The practice of artistic research is open-ended, messy, and uncertain. Researching artists are making, questioning, refuting, hoping – and all this at the same time. They are concerned with an idea, a claim, a technology, an experience, a question, and they are working on it, assembling new ideas, claims, technologies, and questions in the process. Yet when we reflect on this practice of doing artistic research, we are often trapped in dualisms: art and science, words and worlds, art practice and art writing, discursive and embodied knowledge, original art works and their representations. To look more in detail at the first dualism, between art and science, one often finds oneself rehearsing cliché notions of what characterizes art as well as science. Art becomes a paragon of unmethodological, autonomous and intuitive work, while science appears uncreative, methodological and articulate. This dichotomy serves an important purpose: it creates space for a notion of artistic research as a potent mixture of the two or a productive middle ground. The normative task that then emerges is to sort out what features, practices, norms from each side can be taken up by artistic research without immediately collapsing the preciously gained turf to one or the other originating fields.
The problem of how to retain the productive middle ground is also prominent when we discuss the exposition of art as research. How is the exposition is to be related to the art practice it sets out to expose? To what extent does the exposition enable the artist to present her work as knowledge? Do the various ways in which the work of art is communicated as research make a difference to what can actually be known through the exposition? In my presentation, I argue that the field of science and technology studies (STS) offers valuable strategies to answer some of these pressing questions. In mobilizing insights from STS, and more specifically building on the work of Bruno Latour, I will suggest new ways of thinking about the exposition of artistic research. Central in this line of thought is the notion of ‘matters of concern’ (Latour 2004; Latour 2005a). Rather than staying within the representational register that characterizes much dualist thinking, I will argue in a performative register that focuses on the ‘work of art’ as an ongoing endeavor of assembling agencies, rather than constructing a finished work that can be (re)presented in a more or less unproblematic way.
Biography
Peter Peters studied sociology in Groningen, the Netherlands, with a minor in musicology. He is senior lecturer at the Department of Philosophy of the Faculty of Arts and Social Sciences at Maastricht University.

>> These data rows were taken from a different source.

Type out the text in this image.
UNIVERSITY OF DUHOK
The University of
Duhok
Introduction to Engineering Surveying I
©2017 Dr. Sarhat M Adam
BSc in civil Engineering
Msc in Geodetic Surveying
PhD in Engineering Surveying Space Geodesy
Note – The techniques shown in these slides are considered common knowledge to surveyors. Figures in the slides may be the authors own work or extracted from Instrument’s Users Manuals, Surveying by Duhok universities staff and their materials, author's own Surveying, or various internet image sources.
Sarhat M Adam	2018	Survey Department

Currently, he is teaching an Artistic Research track in the Master’s of Arts & Culture. In 2008 he was appointed as professor in the research centre ‘Autonomy and the public sphere in the Arts’ of the arts faculties of Zuyd University, Maastricht. In his inaugural address Grensverkeer. Over praktijkonderzoek voor de kunsten [Border Traffic. On practice based research for the Arts], he critically considers the discourse on artistic research. His research topics are artistic research, new aesthetic spaces, site-specific art as context for engaged research, and art in relation to mobile worlds. He is Associate Editor of the Journal for Artistic Research (JAR).